Plantation shutters. Roman shades. Good ol’ curtains. There are so many ways to cover your windows that it’s tempting to just tape newspaper over the panes and be done with it. Here are the best options to block light, keep prying eyes at bay, or just dress up the joint.

Light Control

If you want to keep out sun, streetlamp glare, or UFO landing lights, the best options are plantation shutters, curtains, shades, or blinds with a blackout lining (you’ll often see this feature in hotel rooms).

Sun Protection

You can purchase roller shades that filter light and offer varying degrees of UV protection, which will keep your rooms cooler and your furnishings from fading while not darkening the space.


Most, but not all, window treatments that shut out light also help block winter’s chill and summer’s heat. You’ll get the most insulation from lined curtains, but cellular or Roman shades also provide some relief from the not-so-great outdoors.

Privacy, Please

Most window treatments will ensure privacy, but if you also want to let in a little light then consider: top-down shades, which allow you to lower the top portion of the shade a few inches or feet; shades made with woven materials, either Roman style or roller, which admit some daylight while obscuring what lies inside; and unlined curtains (but no sheers), although they’ll fade much more quickly than lined versions.

Damp Spaces

Laundry rooms, bathrooms, and other spaces subject to a lot of moisture require blinds that withstand water. Choices include faux-wood or aluminum blinds (no, really, some of the new ones look pretty good), and shades and curtains made with an easy-care synthetic fabric, such as Sunbrella.

Most Bang for Your Buck

If you only need to cover a window, ready-made roller shades in inexpensive materials (vinyl, synthetics) or metal blinds are usually the cheapest options. For example, vinyl slatted or simple pull-down shades often cost as little as $30 each. Such options might not land you in House Beautiful, though.

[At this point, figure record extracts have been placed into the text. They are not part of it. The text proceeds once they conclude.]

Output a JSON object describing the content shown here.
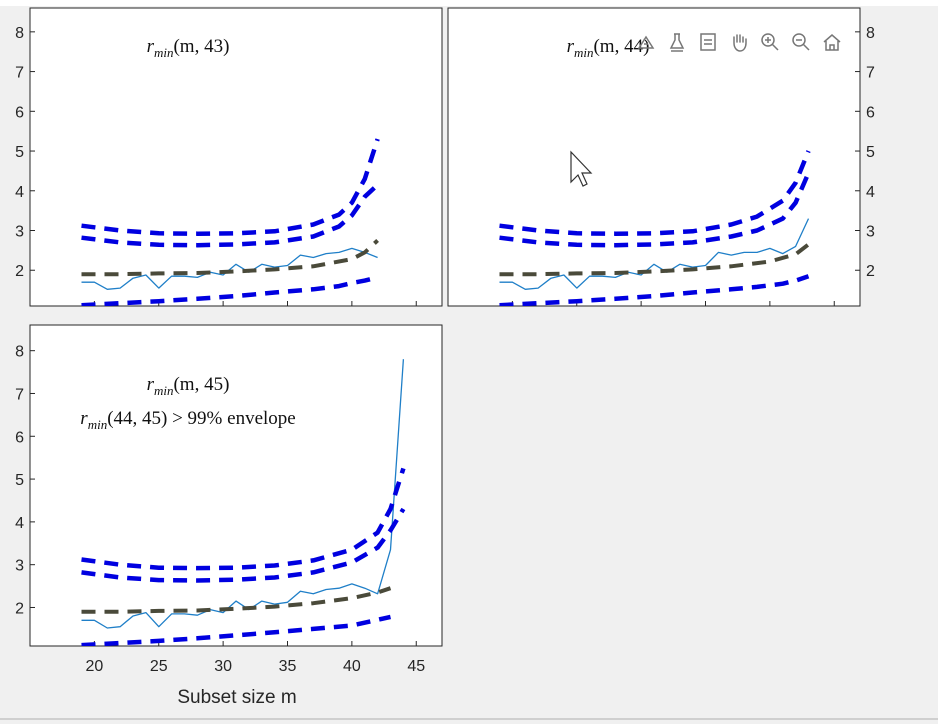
{
  "figure": {
    "xlabel": "Subset size m",
    "toolbar": [
      "brush-icon",
      "data-tip-icon",
      "legend-icon",
      "pan-icon",
      "zoom-in-icon",
      "zoom-out-icon",
      "home-icon"
    ]
  },
  "chart_data": [
    {
      "type": "line",
      "annotation_lines": [
        {
          "pre": "r",
          "sub": "min",
          "args": "(m, 43)"
        }
      ],
      "ytick_side": "left",
      "ylim": [
        1.1,
        8.6
      ],
      "yticks": [
        2,
        3,
        4,
        5,
        6,
        7,
        8
      ],
      "xlim": [
        15,
        47
      ],
      "xticks": [
        20,
        25,
        30,
        35,
        40,
        45
      ],
      "show_xtick_labels": false,
      "grid": false,
      "series": [
        {
          "role": "observed",
          "color": "#1f7fc8",
          "style": "solid",
          "x": [
            19,
            20,
            21,
            22,
            23,
            24,
            25,
            26,
            27,
            28,
            29,
            30,
            31,
            32,
            33,
            34,
            35,
            36,
            37,
            38,
            39,
            40,
            41,
            42
          ],
          "y": [
            1.7,
            1.7,
            1.52,
            1.55,
            1.8,
            1.88,
            1.55,
            1.85,
            1.85,
            1.82,
            1.95,
            1.88,
            2.15,
            1.95,
            2.15,
            2.08,
            2.12,
            2.38,
            2.32,
            2.42,
            2.45,
            2.55,
            2.45,
            2.32
          ]
        },
        {
          "role": "median",
          "color": "#4a4a3a",
          "style": "dashed",
          "x": [
            19,
            22,
            25,
            28,
            31,
            34,
            37,
            40,
            41,
            42
          ],
          "y": [
            1.9,
            1.9,
            1.92,
            1.93,
            1.97,
            2.02,
            2.1,
            2.28,
            2.45,
            2.75
          ]
        },
        {
          "role": "upper99",
          "color": "#0000e0",
          "style": "dashed",
          "x": [
            19,
            22,
            25,
            28,
            31,
            34,
            37,
            39,
            40,
            41,
            42
          ],
          "y": [
            3.12,
            3.0,
            2.93,
            2.92,
            2.93,
            2.98,
            3.15,
            3.4,
            3.7,
            4.3,
            5.3
          ]
        },
        {
          "role": "upper95",
          "color": "#0000e0",
          "style": "dashed",
          "x": [
            19,
            22,
            25,
            28,
            31,
            34,
            37,
            39,
            40,
            41,
            42
          ],
          "y": [
            2.82,
            2.7,
            2.64,
            2.63,
            2.65,
            2.7,
            2.85,
            3.1,
            3.38,
            3.85,
            4.15
          ]
        },
        {
          "role": "lower",
          "color": "#0000e0",
          "style": "dashed",
          "x": [
            19,
            22,
            25,
            28,
            31,
            34,
            37,
            39,
            40,
            41,
            42
          ],
          "y": [
            1.12,
            1.17,
            1.22,
            1.28,
            1.35,
            1.44,
            1.52,
            1.6,
            1.68,
            1.74,
            1.82
          ]
        }
      ]
    },
    {
      "type": "line",
      "annotation_lines": [
        {
          "pre": "r",
          "sub": "min",
          "args": "(m, 44)"
        }
      ],
      "ytick_side": "right",
      "ylim": [
        1.1,
        8.6
      ],
      "yticks": [
        2,
        3,
        4,
        5,
        6,
        7,
        8
      ],
      "xlim": [
        15,
        47
      ],
      "xticks": [
        20,
        25,
        30,
        35,
        40,
        45
      ],
      "show_xtick_labels": false,
      "grid": false,
      "series": [
        {
          "role": "observed",
          "color": "#1f7fc8",
          "style": "solid",
          "x": [
            19,
            20,
            21,
            22,
            23,
            24,
            25,
            26,
            27,
            28,
            29,
            30,
            31,
            32,
            33,
            34,
            35,
            36,
            37,
            38,
            39,
            40,
            41,
            42,
            43
          ],
          "y": [
            1.7,
            1.7,
            1.52,
            1.55,
            1.8,
            1.88,
            1.55,
            1.85,
            1.85,
            1.82,
            1.95,
            1.88,
            2.15,
            1.95,
            2.15,
            2.08,
            2.12,
            2.45,
            2.38,
            2.45,
            2.45,
            2.55,
            2.42,
            2.6,
            3.3
          ]
        },
        {
          "role": "median",
          "color": "#4a4a3a",
          "style": "dashed",
          "x": [
            19,
            22,
            25,
            28,
            31,
            34,
            37,
            40,
            42,
            43
          ],
          "y": [
            1.9,
            1.9,
            1.92,
            1.93,
            1.97,
            2.02,
            2.1,
            2.22,
            2.4,
            2.65
          ]
        },
        {
          "role": "upper99",
          "color": "#0000e0",
          "style": "dashed",
          "x": [
            19,
            22,
            25,
            28,
            31,
            34,
            37,
            39,
            41,
            42,
            43
          ],
          "y": [
            3.12,
            3.0,
            2.93,
            2.92,
            2.93,
            2.98,
            3.15,
            3.35,
            3.75,
            4.2,
            5.0
          ]
        },
        {
          "role": "upper95",
          "color": "#0000e0",
          "style": "dashed",
          "x": [
            19,
            22,
            25,
            28,
            31,
            34,
            37,
            39,
            41,
            42,
            43
          ],
          "y": [
            2.82,
            2.7,
            2.64,
            2.63,
            2.65,
            2.7,
            2.85,
            3.0,
            3.3,
            3.7,
            4.45
          ]
        },
        {
          "role": "lower",
          "color": "#0000e0",
          "style": "dashed",
          "x": [
            19,
            22,
            25,
            28,
            31,
            34,
            37,
            39,
            41,
            42,
            43
          ],
          "y": [
            1.12,
            1.17,
            1.22,
            1.28,
            1.35,
            1.44,
            1.52,
            1.58,
            1.66,
            1.74,
            1.85
          ]
        }
      ]
    },
    {
      "type": "line",
      "annotation_lines": [
        {
          "pre": "r",
          "sub": "min",
          "args": "(m, 45)"
        },
        {
          "pre": "r",
          "sub": "min",
          "args": "(44, 45) > 99% envelope"
        }
      ],
      "ytick_side": "left",
      "ylim": [
        1.1,
        8.6
      ],
      "yticks": [
        2,
        3,
        4,
        5,
        6,
        7,
        8
      ],
      "xlim": [
        15,
        47
      ],
      "xticks": [
        20,
        25,
        30,
        35,
        40,
        45
      ],
      "show_xtick_labels": true,
      "grid": false,
      "series": [
        {
          "role": "observed",
          "color": "#1f7fc8",
          "style": "solid",
          "x": [
            19,
            20,
            21,
            22,
            23,
            24,
            25,
            26,
            27,
            28,
            29,
            30,
            31,
            32,
            33,
            34,
            35,
            36,
            37,
            38,
            39,
            40,
            41,
            42,
            43,
            44
          ],
          "y": [
            1.7,
            1.7,
            1.52,
            1.55,
            1.8,
            1.88,
            1.55,
            1.85,
            1.85,
            1.82,
            1.95,
            1.88,
            2.15,
            1.95,
            2.15,
            2.08,
            2.12,
            2.38,
            2.32,
            2.42,
            2.45,
            2.55,
            2.45,
            2.32,
            3.35,
            7.8
          ]
        },
        {
          "role": "median",
          "color": "#4a4a3a",
          "style": "dashed",
          "x": [
            19,
            22,
            25,
            28,
            31,
            34,
            37,
            40,
            42,
            43
          ],
          "y": [
            1.9,
            1.9,
            1.92,
            1.93,
            1.97,
            2.02,
            2.1,
            2.22,
            2.35,
            2.45
          ]
        },
        {
          "role": "upper99",
          "color": "#0000e0",
          "style": "dashed",
          "x": [
            19,
            22,
            25,
            28,
            31,
            34,
            37,
            40,
            42,
            43,
            44
          ],
          "y": [
            3.12,
            3.0,
            2.93,
            2.92,
            2.93,
            2.98,
            3.1,
            3.35,
            3.75,
            4.3,
            5.25
          ]
        },
        {
          "role": "upper95",
          "color": "#0000e0",
          "style": "dashed",
          "x": [
            19,
            22,
            25,
            28,
            31,
            34,
            37,
            40,
            42,
            43,
            44
          ],
          "y": [
            2.82,
            2.7,
            2.64,
            2.63,
            2.65,
            2.7,
            2.82,
            3.05,
            3.4,
            3.8,
            4.3
          ]
        },
        {
          "role": "lower",
          "color": "#0000e0",
          "style": "dashed",
          "x": [
            19,
            22,
            25,
            28,
            31,
            34,
            37,
            40,
            43
          ],
          "y": [
            1.12,
            1.17,
            1.22,
            1.28,
            1.35,
            1.42,
            1.5,
            1.58,
            1.78
          ]
        }
      ]
    }
  ]
}
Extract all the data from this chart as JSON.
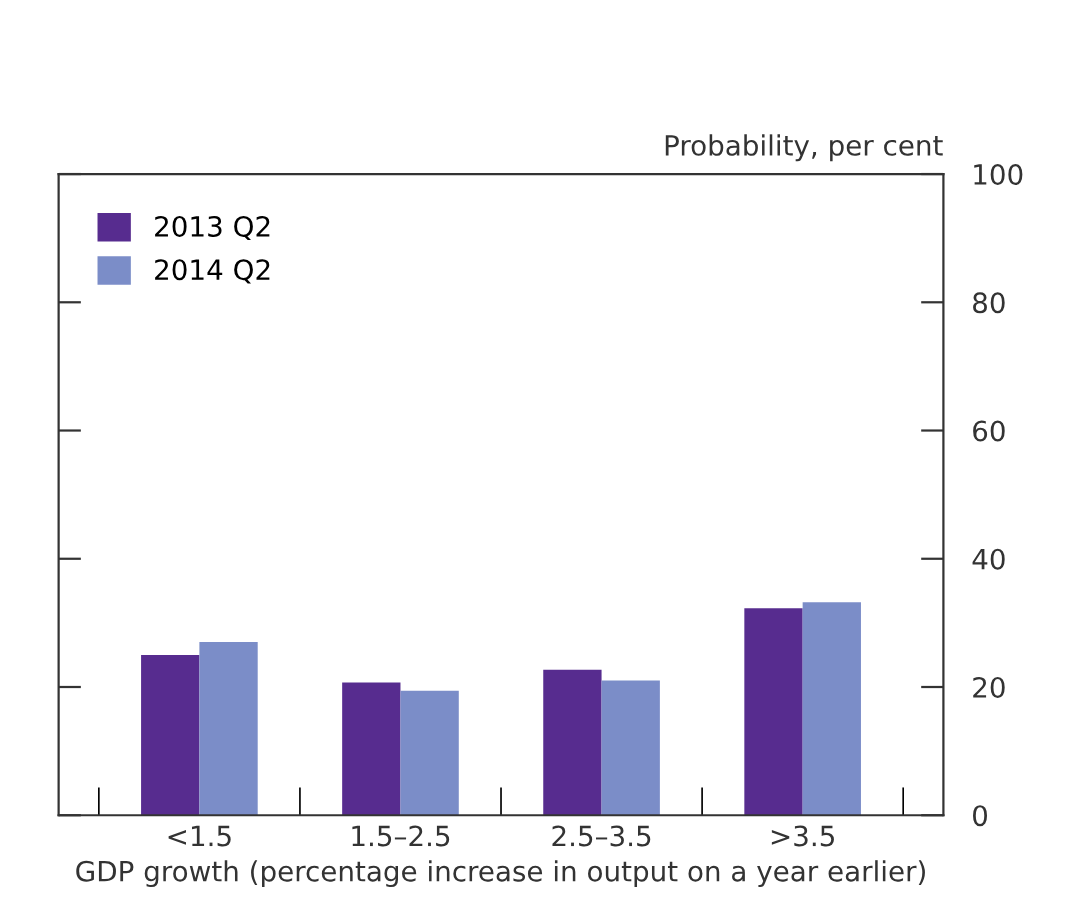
{
  "chart_data": {
    "type": "bar",
    "ylabel": "Probability, per cent",
    "xlabel": "GDP growth (percentage increase in output on a year earlier)",
    "categories": [
      "<1.5",
      "1.5–2.5",
      "2.5–3.5",
      ">3.5"
    ],
    "series": [
      {
        "name": "2013 Q2",
        "color": "#572c8f",
        "values": [
          25.0,
          20.7,
          22.7,
          32.3
        ]
      },
      {
        "name": "2014 Q2",
        "color": "#7b8dc8",
        "values": [
          27.0,
          19.4,
          21.0,
          33.2
        ]
      }
    ],
    "ylim": [
      0,
      100
    ],
    "yticks": [
      0,
      20,
      40,
      60,
      80,
      100
    ],
    "grid": false,
    "legend": "top left"
  }
}
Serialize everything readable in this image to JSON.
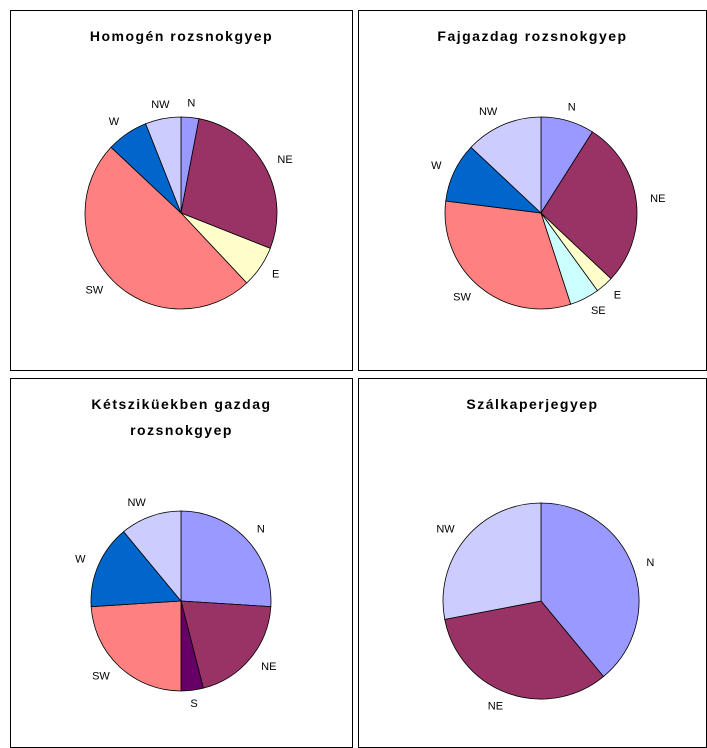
{
  "chart_data": [
    {
      "type": "pie",
      "title": "Homogén rozsnokgyep",
      "categories": [
        "N",
        "NE",
        "E",
        "SW",
        "W",
        "NW"
      ],
      "values": [
        3,
        28,
        7,
        49,
        7,
        6
      ],
      "colors": [
        "#9999ff",
        "#993366",
        "#ffffcc",
        "#ff8080",
        "#0066cc",
        "#ccccff"
      ]
    },
    {
      "type": "pie",
      "title": "Fajgazdag rozsnokgyep",
      "categories": [
        "N",
        "NE",
        "E",
        "SE",
        "SW",
        "W",
        "NW"
      ],
      "values": [
        9,
        28,
        3,
        5,
        32,
        10,
        13
      ],
      "colors": [
        "#9999ff",
        "#993366",
        "#ffffcc",
        "#ccffff",
        "#ff8080",
        "#0066cc",
        "#ccccff"
      ]
    },
    {
      "type": "pie",
      "title": "Kétsziküekben gazdag rozsnokgyep",
      "categories": [
        "N",
        "NE",
        "S",
        "SW",
        "W",
        "NW"
      ],
      "values": [
        26,
        20,
        4,
        24,
        15,
        11
      ],
      "colors": [
        "#9999ff",
        "#993366",
        "#660066",
        "#ff8080",
        "#0066cc",
        "#ccccff"
      ]
    },
    {
      "type": "pie",
      "title": "Szálkaperjegyep",
      "categories": [
        "N",
        "NE",
        "NW"
      ],
      "values": [
        39,
        33,
        28
      ],
      "colors": [
        "#9999ff",
        "#993366",
        "#ccccff"
      ]
    }
  ]
}
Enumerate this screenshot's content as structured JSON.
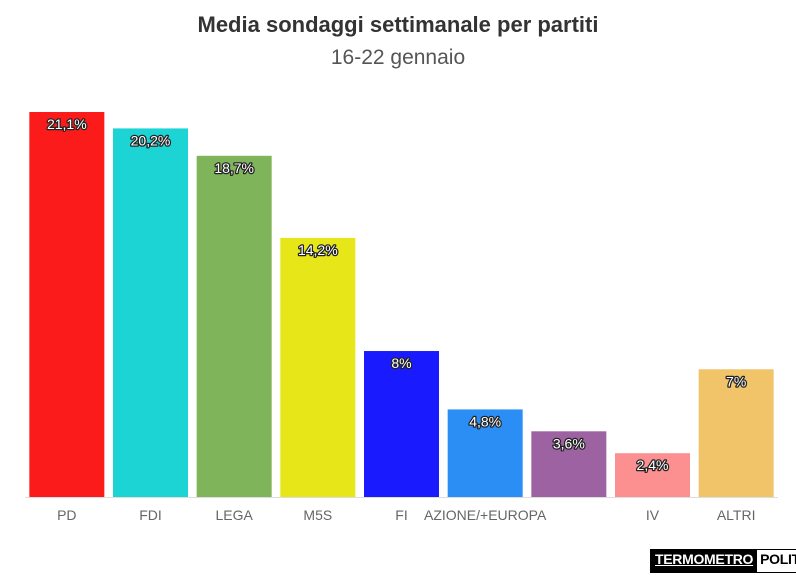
{
  "title": "Media sondaggi settimanale per partiti",
  "subtitle": "16-22 gennaio",
  "logo": {
    "part1": "TERMOMETRO",
    "part2": "POLITICO"
  },
  "chart_data": {
    "type": "bar",
    "title": "Media sondaggi settimanale per partiti",
    "subtitle": "16-22 gennaio",
    "categories": [
      "PD",
      "FDI",
      "LEGA",
      "M5S",
      "FI",
      "AZIONE/+EUROPA",
      "",
      "IV",
      "ALTRI"
    ],
    "values": [
      21.1,
      20.2,
      18.7,
      14.2,
      8,
      4.8,
      3.6,
      2.4,
      7
    ],
    "value_labels": [
      "21,1%",
      "20,2%",
      "18,7%",
      "14,2%",
      "8%",
      "4,8%",
      "3,6%",
      "2,4%",
      "7%"
    ],
    "colors": [
      "#fc1b1b",
      "#1cd4d4",
      "#7fb45b",
      "#e6e619",
      "#1a1aff",
      "#2a8ef5",
      "#9d62a2",
      "#fc8f8f",
      "#f1c46a"
    ],
    "xlabel": "",
    "ylabel": "",
    "ylim": [
      0,
      21.1
    ],
    "grid": false,
    "legend": "none"
  }
}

If you’re looking for more style for the money, ready-made Roman shades come in a variety of widths, and generally run less than half the price of their custom cousins. Whether they work for you mostly depends on how long your windows are; the shades generally come in multiple widths but just a few lengths. It’s fine if the shades are a little too long; you just pull them up a bit with their cord. But if they’re too short, they won’t cover your window. Ready-made curtains also come in a range of widths (buy ones at least double the width of your window) and lengths; you can simply hem them or hang them at your desired length.